🤖 AI Summary
This work addresses the limitations of existing graph Transformer training, which is typically confined to a single GPU and suffers from memory overflow and low training efficiency when scaling to large graphs. The authors propose a distributed training framework that, for the first time, enables adaptive selection of parallelization strategies tailored to both graph structure and hardware characteristics. By integrating distributed sparse operations with optimized graph attention mechanisms, the framework dynamically identifies and applies the most efficient parallelization scheme. Experimental results demonstrate that the proposed approach achieves up to 3.8× speedup in sparse graph attention computation, reduces memory consumption by up to 78%, and delivers up to 6× end-to-end training acceleration on an 8-GPU system, substantially enhancing the scalability and practicality of graph Transformers.
📝 Abstract
Graph foundation models have demonstrated remarkable adaptability across diverse downstream tasks through large-scale pretraining on graphs. However, existing implementations of the backbone model, graph transformers, are typically limited to single-GPU systems, leading to long training times or out-of-memory issues on large graphs. Moreover, parallelizing graph transformer training over the full graph is challenging, as efficiency depends heavily on both the graph structure and system characteristics, such as bandwidth and memory capacity.

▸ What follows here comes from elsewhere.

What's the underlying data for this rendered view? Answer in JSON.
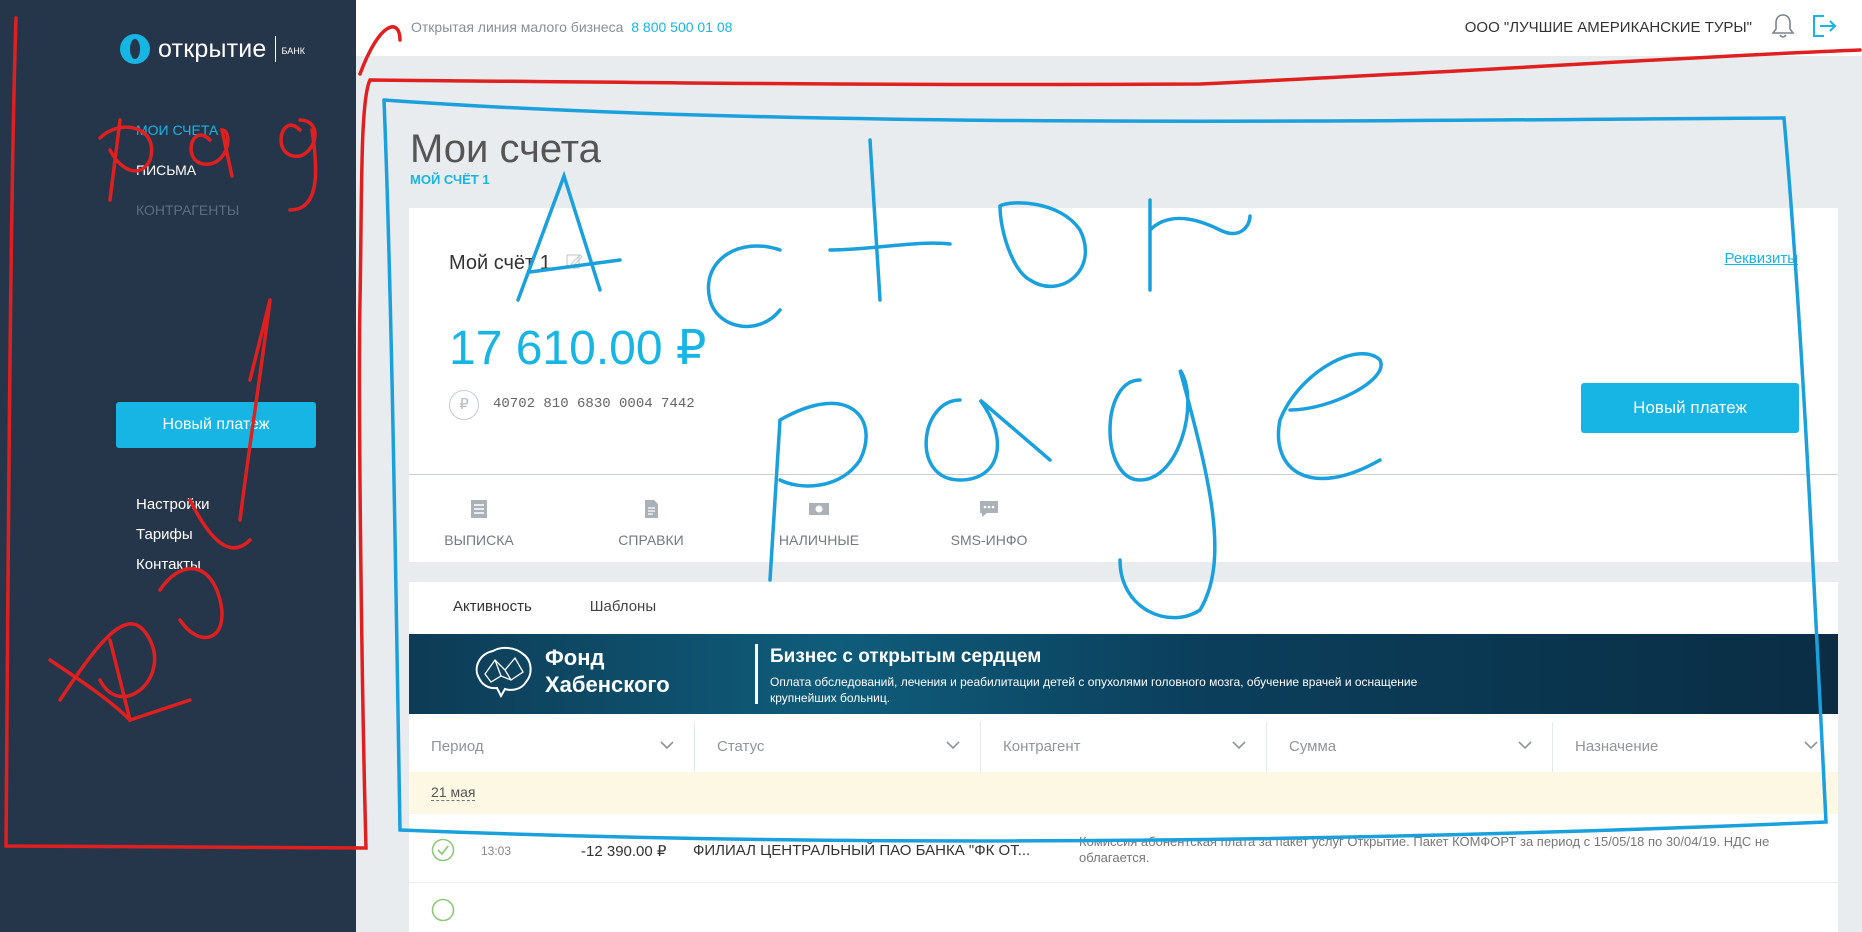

In this work, we introduce a distributed training framework for graph transformers, which automatically selects and optimizes parallelization strategies based on the graph structure and hardware configuration. With our implementation of distributed sparse operations, we accelerate sparse graph attention by up to 3.8x and reduce memory consumption by 78% compared to state-of-the-art frameworks. On large graph benchmarks, our proposed framework achieves up to 6x speedup with system scaling up to 8 GPUs. These results demonstrate that the proposed framework improves the scalability of graph transformers, bringing them closer to serving as practical graph foundation models.